The Texas Tech Script Raiders hosted their final No Shame Theatre event of the semester on Friday, May 3, in the Charles E. Maedgen Jr. Theatre.
Students, faculty and staff had the opportunity to interact with performers and perform themselves.
The event featured a wide range of performers and talents including stand up comics, magic tricks, singing, poetry, spoken word and even a Q&A-like performance.
The event had three rules: the work must be five minutes or less, the work must be original and performers cannot break anything, including the law. Performers signed up 15 minutes before the event and were limited to five minutes each to perform.
Shane Strawbridge, an interdisciplinary arts Ph.D. student from Lone Star, acted as the event’s host and performed a humorous magic trick for the audience.
No Shame Theatre is a popular event done around the country, he said, and the Script Raiders' decision to introduce it to Tech this school year presented an “open mic,” unscripted space for theatre students as well as the Tech community.

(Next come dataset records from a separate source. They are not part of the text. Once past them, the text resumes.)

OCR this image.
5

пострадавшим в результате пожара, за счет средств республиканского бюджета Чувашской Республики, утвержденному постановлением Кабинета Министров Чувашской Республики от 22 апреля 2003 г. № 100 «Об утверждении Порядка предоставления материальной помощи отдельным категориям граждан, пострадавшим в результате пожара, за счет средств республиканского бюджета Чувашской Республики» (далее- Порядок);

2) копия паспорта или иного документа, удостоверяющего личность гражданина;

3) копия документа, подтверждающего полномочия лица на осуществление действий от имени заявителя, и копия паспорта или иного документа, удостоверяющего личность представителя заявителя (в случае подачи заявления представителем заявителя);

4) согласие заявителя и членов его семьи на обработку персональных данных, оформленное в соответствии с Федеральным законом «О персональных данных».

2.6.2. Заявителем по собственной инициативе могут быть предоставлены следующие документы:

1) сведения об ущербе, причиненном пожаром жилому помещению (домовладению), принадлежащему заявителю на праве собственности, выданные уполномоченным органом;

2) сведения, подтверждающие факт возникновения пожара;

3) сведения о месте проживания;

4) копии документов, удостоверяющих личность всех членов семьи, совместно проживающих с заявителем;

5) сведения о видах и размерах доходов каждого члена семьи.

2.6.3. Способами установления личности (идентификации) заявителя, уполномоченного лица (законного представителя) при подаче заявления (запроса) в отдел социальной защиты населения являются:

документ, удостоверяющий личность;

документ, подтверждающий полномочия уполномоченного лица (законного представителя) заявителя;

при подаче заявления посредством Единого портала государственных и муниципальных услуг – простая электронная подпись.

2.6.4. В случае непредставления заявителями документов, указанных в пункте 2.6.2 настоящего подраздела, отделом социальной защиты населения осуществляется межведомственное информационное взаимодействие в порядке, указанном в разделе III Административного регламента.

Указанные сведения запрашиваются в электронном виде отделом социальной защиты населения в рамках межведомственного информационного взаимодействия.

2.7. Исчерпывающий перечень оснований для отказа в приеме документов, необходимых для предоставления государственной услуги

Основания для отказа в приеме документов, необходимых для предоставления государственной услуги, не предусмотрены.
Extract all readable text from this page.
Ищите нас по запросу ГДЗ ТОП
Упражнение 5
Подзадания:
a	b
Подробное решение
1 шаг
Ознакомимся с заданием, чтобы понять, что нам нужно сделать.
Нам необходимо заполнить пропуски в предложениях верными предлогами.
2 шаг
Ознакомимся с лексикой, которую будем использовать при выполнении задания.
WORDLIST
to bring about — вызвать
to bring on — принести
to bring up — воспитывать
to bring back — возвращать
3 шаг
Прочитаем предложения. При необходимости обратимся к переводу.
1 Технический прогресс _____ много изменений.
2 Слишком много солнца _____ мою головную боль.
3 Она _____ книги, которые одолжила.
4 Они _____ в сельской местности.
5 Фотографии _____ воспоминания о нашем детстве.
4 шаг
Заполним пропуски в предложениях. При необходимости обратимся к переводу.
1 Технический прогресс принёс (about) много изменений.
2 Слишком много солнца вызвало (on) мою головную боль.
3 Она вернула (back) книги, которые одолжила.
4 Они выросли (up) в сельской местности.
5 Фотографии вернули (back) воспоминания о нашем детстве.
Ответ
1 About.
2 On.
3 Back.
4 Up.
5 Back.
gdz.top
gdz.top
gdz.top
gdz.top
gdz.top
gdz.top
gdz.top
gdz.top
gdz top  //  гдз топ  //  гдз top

“We thought it was a good opportunity to expand No Shame and give it another location to give the students another opportunity to perform their work in front of an audience that would not judge them,” he said.
Taylor Sines, a senior theatre and English major from Lubbock, and Chloe Pope, a junior theatre major from Lubbock, attended the event together and said they performed a piece called ”Questions," which featured the duo sitting on stage answering questions from the audience.
Sines said she had been attending the event since its start earlier last year and has been to almost every show.
“It’s just really fun because you get to see everybody do work that they might not get the chance to do elsewhere," she said, "and it's just a time for everybody to be kind of vulnerable and knowing that you’re in a safe enough space, which is cool."
Pope also echoed Sines' reasoning on attending the event and spoke specifically about the freedom the event gives to performers.
“I just think it’s fun because you can virtually do anything, aside from the three rules," she said."If you come up with something on the spot or you’ve had something prepared forever, you could do anything and express yourself that way."
The event’s welcoming, informal atmosphere has a large impact on performers, creatives and the Tech community, Strawbridge said.
“It’s a low stakes environment where both people who are already familiar with theatre and new to theatre can come and dip their toe in the water," he said. "You can come and just present stuff without worrying that you’re going to get ‘booed’ off the stage or that people are going to judge you for who you are.”